When the subprime mortgage crisis exploded in 2007 and helped to spark the nation's most recent recession, lawmakers, experts and the general public appeared to be similarly outraged at many of the unethical and abusive lending practices that had been adopted by the banking industry. When many of these unethical and illegal practices continued for years to come, the U.S. government vowed to crack down on banks that drafted defective mortgages, engaged in illegal foreclosure practices and otherwise took advantage of homeowners.
However, a report recently released by the inspector general of the Justice Department insists that the federal government has yet to live up to its promises. Rather than vigorously prosecute banks for unacceptable practices, the Justice Department has failed to properly investigate hundreds of cases. According to the department's internal watchdog, hundreds of these inadequately investigated cases have been officially closed.

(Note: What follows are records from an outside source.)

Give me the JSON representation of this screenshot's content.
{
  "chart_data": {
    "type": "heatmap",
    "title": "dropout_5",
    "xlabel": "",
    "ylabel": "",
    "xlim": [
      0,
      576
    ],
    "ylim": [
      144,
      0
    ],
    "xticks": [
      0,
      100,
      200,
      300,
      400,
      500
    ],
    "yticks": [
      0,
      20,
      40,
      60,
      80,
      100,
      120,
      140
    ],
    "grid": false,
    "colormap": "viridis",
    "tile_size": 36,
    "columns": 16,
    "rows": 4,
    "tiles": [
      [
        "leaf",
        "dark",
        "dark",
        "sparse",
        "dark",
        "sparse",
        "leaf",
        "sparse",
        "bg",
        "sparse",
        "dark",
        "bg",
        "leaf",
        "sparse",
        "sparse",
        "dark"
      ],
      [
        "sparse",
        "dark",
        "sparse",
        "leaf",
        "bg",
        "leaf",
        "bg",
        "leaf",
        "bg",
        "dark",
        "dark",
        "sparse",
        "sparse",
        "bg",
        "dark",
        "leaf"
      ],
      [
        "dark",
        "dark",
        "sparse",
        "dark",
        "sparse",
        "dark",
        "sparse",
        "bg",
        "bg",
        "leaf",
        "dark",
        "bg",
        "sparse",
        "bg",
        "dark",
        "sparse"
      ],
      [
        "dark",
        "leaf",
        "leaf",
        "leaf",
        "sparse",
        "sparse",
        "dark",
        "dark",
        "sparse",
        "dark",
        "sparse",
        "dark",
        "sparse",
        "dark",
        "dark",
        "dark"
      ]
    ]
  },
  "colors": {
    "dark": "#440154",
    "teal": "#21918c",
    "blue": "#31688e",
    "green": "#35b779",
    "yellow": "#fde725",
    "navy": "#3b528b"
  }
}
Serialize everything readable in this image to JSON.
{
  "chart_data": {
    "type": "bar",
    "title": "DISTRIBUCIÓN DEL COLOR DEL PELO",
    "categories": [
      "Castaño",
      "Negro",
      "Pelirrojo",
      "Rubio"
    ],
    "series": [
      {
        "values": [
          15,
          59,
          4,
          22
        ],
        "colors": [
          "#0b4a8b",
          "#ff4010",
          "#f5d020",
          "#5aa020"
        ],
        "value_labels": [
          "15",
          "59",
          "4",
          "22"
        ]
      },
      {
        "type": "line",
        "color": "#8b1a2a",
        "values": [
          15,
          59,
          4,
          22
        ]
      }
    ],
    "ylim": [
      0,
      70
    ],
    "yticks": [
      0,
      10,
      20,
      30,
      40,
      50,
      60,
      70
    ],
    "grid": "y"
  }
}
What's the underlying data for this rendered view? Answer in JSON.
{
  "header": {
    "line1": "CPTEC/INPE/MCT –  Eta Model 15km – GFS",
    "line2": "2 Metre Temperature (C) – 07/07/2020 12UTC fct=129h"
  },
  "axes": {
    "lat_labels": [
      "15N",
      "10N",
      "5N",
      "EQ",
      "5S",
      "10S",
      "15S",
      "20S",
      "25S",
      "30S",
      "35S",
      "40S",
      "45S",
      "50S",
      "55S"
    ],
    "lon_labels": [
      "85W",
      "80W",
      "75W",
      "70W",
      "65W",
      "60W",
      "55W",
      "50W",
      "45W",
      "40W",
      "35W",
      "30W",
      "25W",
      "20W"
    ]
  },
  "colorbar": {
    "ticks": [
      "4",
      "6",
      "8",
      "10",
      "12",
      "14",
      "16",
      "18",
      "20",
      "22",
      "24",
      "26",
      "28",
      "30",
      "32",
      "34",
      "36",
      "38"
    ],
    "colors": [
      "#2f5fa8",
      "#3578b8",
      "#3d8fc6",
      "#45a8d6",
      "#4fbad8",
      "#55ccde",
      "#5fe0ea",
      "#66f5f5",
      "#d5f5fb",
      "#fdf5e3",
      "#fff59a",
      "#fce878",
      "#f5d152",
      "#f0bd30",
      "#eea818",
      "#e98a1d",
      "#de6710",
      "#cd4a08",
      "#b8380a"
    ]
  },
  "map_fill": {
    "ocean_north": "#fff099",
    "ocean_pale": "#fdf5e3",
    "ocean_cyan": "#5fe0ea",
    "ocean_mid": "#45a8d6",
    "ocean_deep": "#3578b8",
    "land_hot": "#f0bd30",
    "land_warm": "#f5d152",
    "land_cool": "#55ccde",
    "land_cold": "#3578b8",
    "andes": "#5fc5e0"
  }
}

Individuals and families have had their lives turned upside down as a result of many abusive lending practices continually embraced by the banking industry. However, the inspector general’s new report reveals that the F.B.I. has categorized mortgage fraud as the agency’s lowest priority for criminal investigation.

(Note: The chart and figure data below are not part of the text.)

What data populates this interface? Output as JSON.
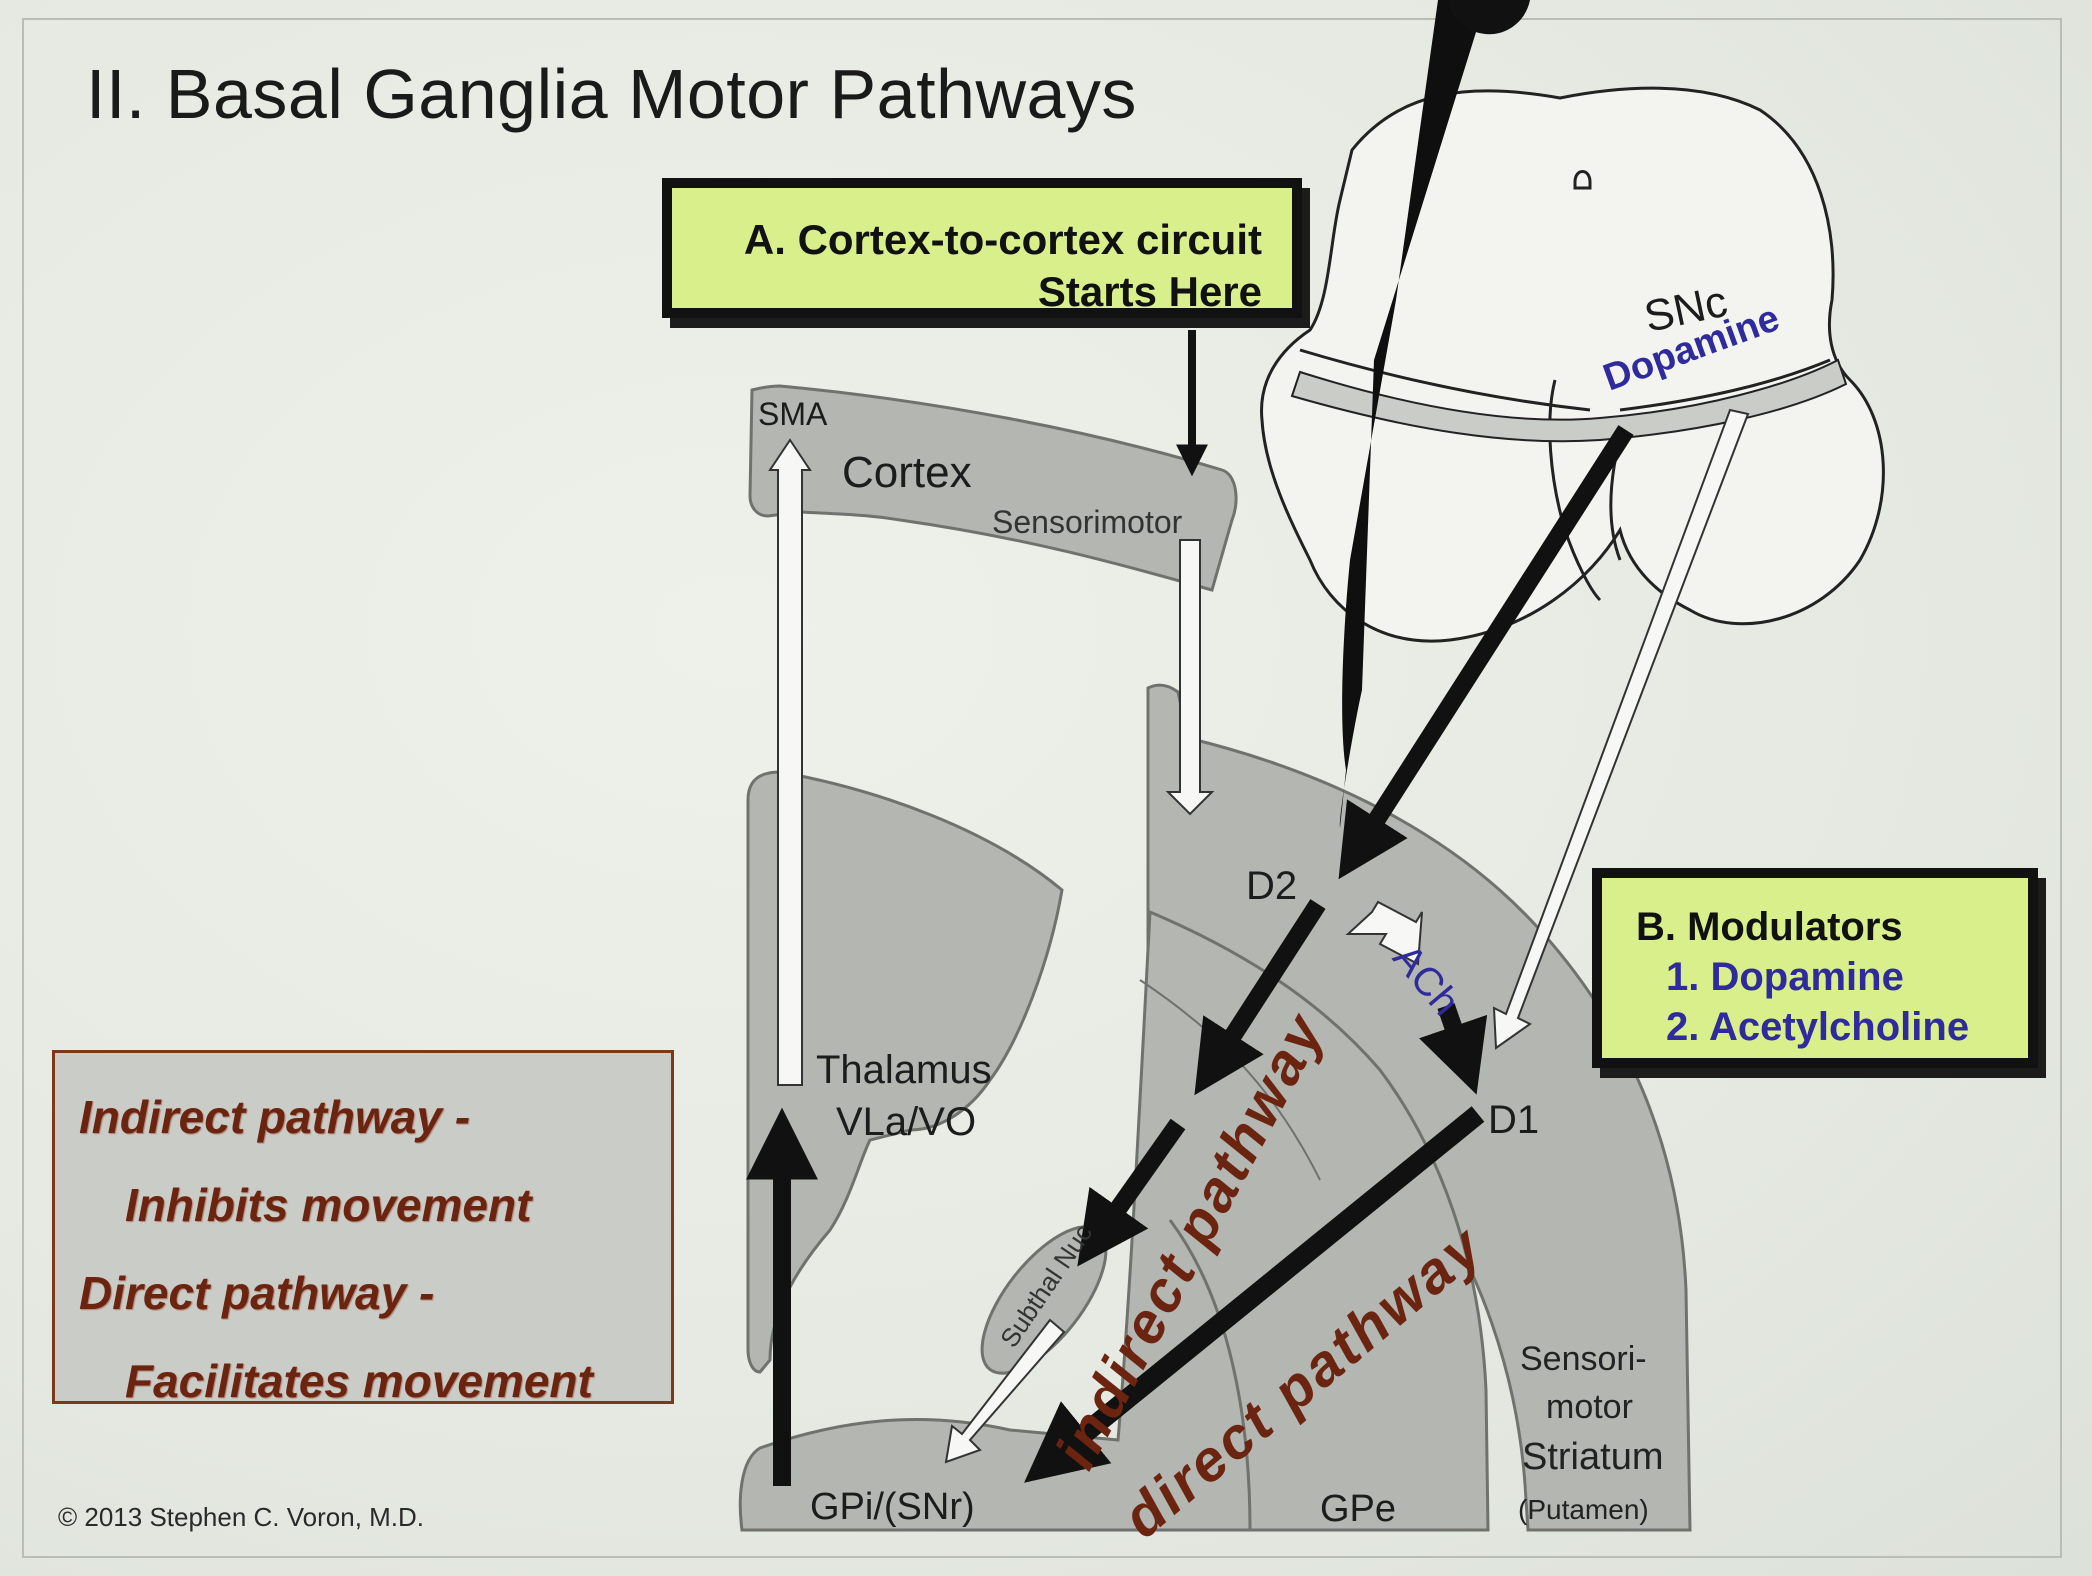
{
  "title": "II. Basal Ganglia Motor Pathways",
  "box_a": {
    "line1": "A. Cortex-to-cortex circuit",
    "line2": "Starts Here"
  },
  "box_b": {
    "heading": "B. Modulators",
    "item1": "1. Dopamine",
    "item2": "2. Acetylcholine"
  },
  "legend": {
    "line1": "Indirect pathway -",
    "line2": "Inhibits movement",
    "line3": "Direct pathway -",
    "line4": "Facilitates movement"
  },
  "copyright": "© 2013 Stephen C. Voron, M.D.",
  "labels": {
    "sma": "SMA",
    "cortex": "Cortex",
    "sensorimotor": "Sensorimotor",
    "snc": "SNc",
    "dopamine": "Dopamine",
    "d2": "D2",
    "d1": "D1",
    "ach": "ACh",
    "thalamus": "Thalamus",
    "vla_vo": "VLa/VO",
    "subthal_nuc": "Subthal Nuc",
    "indirect_pathway": "indirect pathway",
    "direct_pathway": "direct pathway",
    "gpi_snr": "GPi/(SNr)",
    "gpe": "GPe",
    "striatum_l1": "Sensori-",
    "striatum_l2": "motor",
    "striatum_l3": "Striatum",
    "striatum_l4": "(Putamen)"
  },
  "colors": {
    "green_box": "#d8ef8c",
    "region_gray": "#b3b6b1",
    "pathway_text": "#6b2410",
    "modulator_text": "#2f2b9c"
  }
}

The inspector general clarified that, “Despite receiving significant additional funding from Congress to pursue mortgage fraud cases, the F.B.I. in adding new staff did not always use these new positions to exclusively investigate mortgage fraud.”
This illuminating report should inspire the F.B.I. and other federal agencies to act urgently and definitively on the issue of mortgage fraud. The American people deserve no less than this reinvigorated approach.